Recent investigations by officials and watchdog groups in Europe have uncovered continued deception in the manufacture of olive oil in Italy, from mixing with inferior, unhealthy oils to adding dangerous coloring chemicals. Their findings show these inferior, potentially hazardous oils, are flowing to consumers at an alarming rate.
Sick truth: Olive oil containing motor oil fumes and toxic chemicals
Consumers are turning to healthy olive oil in growing numbers, with many paying a premium for what they believe to be high-quality, extra virgin olive oil imported from Italy. Unfortunately, as many as 80 percent of consumers believing they are making a small investment for the healthiest of oils are not getting their money’s worth. Worse yet, they could be unwittingly consuming chemical additives and toxins that are dangerous and detrimental to their health.
Italian authorities completed multiple investigations earlier this year, uncovering fraudulent labeling, fictitious transactions, false documentation and a complex ring of criminals that have since been charged with food fraud and tax evasion. This is not the first time investigators have uncovered this type of activity within that country’s oil industry, with many pointing to mafia influence as being at the core of the criminal activity.
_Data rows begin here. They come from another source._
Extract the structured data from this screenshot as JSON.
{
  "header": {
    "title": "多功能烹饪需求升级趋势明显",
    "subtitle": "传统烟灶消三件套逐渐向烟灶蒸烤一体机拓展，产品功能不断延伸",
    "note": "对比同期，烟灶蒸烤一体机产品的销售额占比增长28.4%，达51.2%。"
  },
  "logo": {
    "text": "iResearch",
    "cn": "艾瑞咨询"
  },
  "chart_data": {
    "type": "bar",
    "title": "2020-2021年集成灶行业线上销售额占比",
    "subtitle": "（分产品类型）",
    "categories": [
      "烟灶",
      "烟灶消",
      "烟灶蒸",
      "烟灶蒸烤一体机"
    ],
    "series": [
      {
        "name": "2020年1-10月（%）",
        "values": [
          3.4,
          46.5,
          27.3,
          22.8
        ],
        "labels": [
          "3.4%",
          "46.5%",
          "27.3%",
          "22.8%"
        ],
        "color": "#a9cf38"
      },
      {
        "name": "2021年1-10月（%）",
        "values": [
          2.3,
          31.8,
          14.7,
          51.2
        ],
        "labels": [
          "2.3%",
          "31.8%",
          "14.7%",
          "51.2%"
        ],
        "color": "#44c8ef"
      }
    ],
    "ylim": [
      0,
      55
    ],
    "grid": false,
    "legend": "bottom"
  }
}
In one investigation, conducted by Italy’s State Forestry Corps, over 10 tons of colored table olives were seized. The olives were considered a health hazard because the coloring was added using a copper chlorophyllin complex, also known as E141, that is prohibited by both Italian and European legislation.
Harmful to human health: Olives found to contain copper sulfate
The illicit substances were found in production areas as well as in the olives themselves. As with other investigations, this one also uncovered “Made in Italy” violations, as well as improper handling and storage practices.
In another investigation of imported extra virgin olive oil, this one by a consumer protection organization in Germany, officials discovered most samples to be defective and unable to meet the criteria for extra virgin oil. Twenty of the 26 samples were found to contain pesticides. Five were highly polluted with mineral oil hydrocarbons and potentially, motor oil fumes. Investigators also found plasticizers, polycyclic aromatic hydrocarbons and styrene within the oils.
In a segment for CBS News’ “60 Minutes” program, the network shipped in three bottles of olive oil from an unidentified U.S. supermarket. Put before an Italian investigator and his team of 60 taste testers, trained to detect fraudulent olive oils, only one was found to be extra virgin.
One of the oils, a best-selling brand in America, was found to be of the lowest possible quality. The top-selling brand in the U.S., Bertolli, has been the subject of a high-profile fraud investigation as well as multiple class action lawsuits, according to the industry’s Olive Oil Times.